Quando cheguei estavam lindas, todas elas. As três marias, as brancas de neve, as sem nome e aquelas polêmicas tão proibidas.

Dias depois com sol e vento começaram a secar, se entristecer, murchar. Estavam tão caidinhas que todo dia eu ia colocar água e dar um pouco de amor, na esperança de que as animaria.

Acordei sentindo um ventinho especialmente gelado, já que dormi sem roupa.  Como estava fui até a janela e mal pude acreditar na rua molhada que vi. Já tinha perdido a esperança de outra chuva nesta terra desgraçadamente quente.

Isso por si só já melhora a manhã de qualquer pessoa que tenha passado a noite toda andando de hospital em hospital na companhia de um semi desconhecido, sem poder desabafar em seu próprio idioma.

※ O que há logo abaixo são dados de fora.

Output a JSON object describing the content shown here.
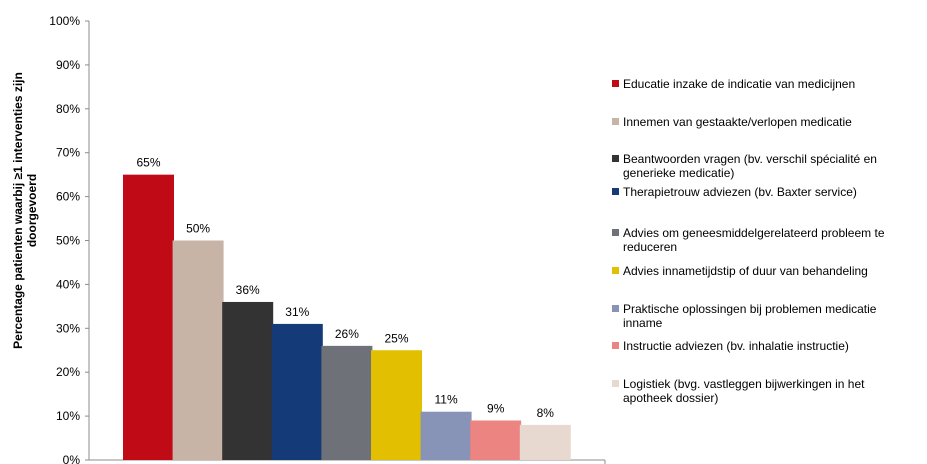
{
  "chart_data": {
    "type": "bar",
    "title": "",
    "xlabel": "",
    "ylabel": "Percentage patienten waarbij ≥1 interventies zijn doorgevoerd",
    "ylim": [
      0,
      100
    ],
    "yticks": [
      "0%",
      "10%",
      "20%",
      "30%",
      "40%",
      "50%",
      "60%",
      "70%",
      "80%",
      "90%",
      "100%"
    ],
    "grid": false,
    "legend_position": "right",
    "categories": [
      "Educatie inzake de indicatie van medicijnen",
      "Innemen van gestaakte/verlopen medicatie",
      "Beantwoorden vragen (bv. verschil spécialité en generieke medicatie)",
      "Therapietrouw adviezen (bv. Baxter service)",
      "Advies om geneesmiddelgerelateerd probleem te reduceren",
      "Advies innametijdstip of duur van behandeling",
      "Praktische oplossingen bij problemen medicatie inname",
      "Instructie adviezen (bv. inhalatie instructie)",
      "Logistiek (bvg. vastleggen bijwerkingen in het apotheek dossier)"
    ],
    "values": [
      65,
      50,
      36,
      31,
      26,
      25,
      11,
      9,
      8
    ],
    "data_labels": [
      "65%",
      "50%",
      "36%",
      "31%",
      "26%",
      "25%",
      "11%",
      "9%",
      "8%"
    ],
    "colors": [
      "#c00a16",
      "#c8b4a6",
      "#333333",
      "#143a78",
      "#6e7177",
      "#e2bf00",
      "#8794b8",
      "#ec8482",
      "#e7d9cf"
    ]
  },
  "legend": {
    "lines": [
      [
        "Educatie inzake de indicatie van medicijnen"
      ],
      [
        "Innemen van gestaakte/verlopen medicatie"
      ],
      [
        "Beantwoorden vragen (bv. verschil spécialité en",
        "generieke medicatie)"
      ],
      [
        "Therapietrouw adviezen (bv. Baxter service)"
      ],
      [
        "Advies om geneesmiddelgerelateerd probleem te",
        "reduceren"
      ],
      [
        "Advies innametijdstip of duur van behandeling"
      ],
      [
        "Praktische oplossingen bij problemen medicatie",
        "inname"
      ],
      [
        "Instructie adviezen (bv. inhalatie instructie)"
      ],
      [
        "Logistiek (bvg. vastleggen bijwerkingen in het",
        "apotheek dossier)"
      ]
    ]
  }
}
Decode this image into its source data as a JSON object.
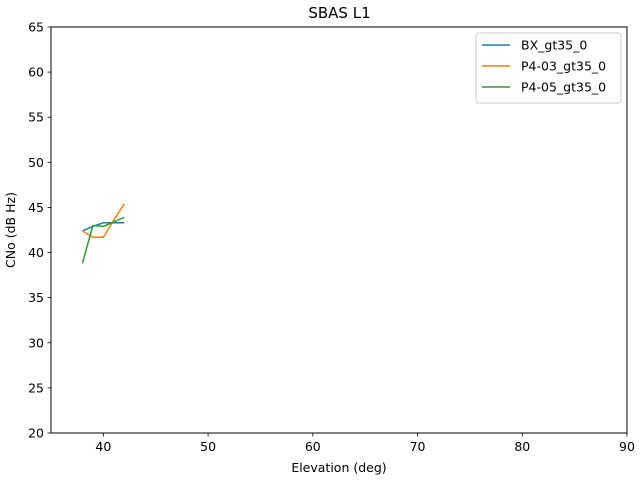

Fui estender as roupas, faz parte do meu trabalho ainda não tão bem definido. As plantas me olharam. Sorriram. As primeira que vi foram as srtas cannabis e sativa, ou maria e joana  (ou qualquer outro nome pouco criativo, tenho que resolver isso) porque são as maiores e mais bonitas. Estavam abertas, resistentes ao vento, tinham abandonados suas partes secas. Logo vi suas companheiras, todas que estiveram com aparência morte durante a semana estava tacando um foda-se pra sociedade e comemorando a chuva, silenciosamente. Comemorei com elas.

(:

Que coisa

janeiro 20, 2012

Aos poucos as coisas vão ficando com cara de família, de vida, de amigos, de amores, de casa. Na hora de ir embora vai ser pior que sair do Brasil, bem pior. Estou segura disso. Vou acabar me matando de trabalhar só pra poder voltar aqui. Foda de se apaixonar fácil (não por uma pessoa ou outra, mas pela vida em algum lugar) é que se eu viajar muito vou acumular muito amor e não sei se vai caber tudo no meu coração.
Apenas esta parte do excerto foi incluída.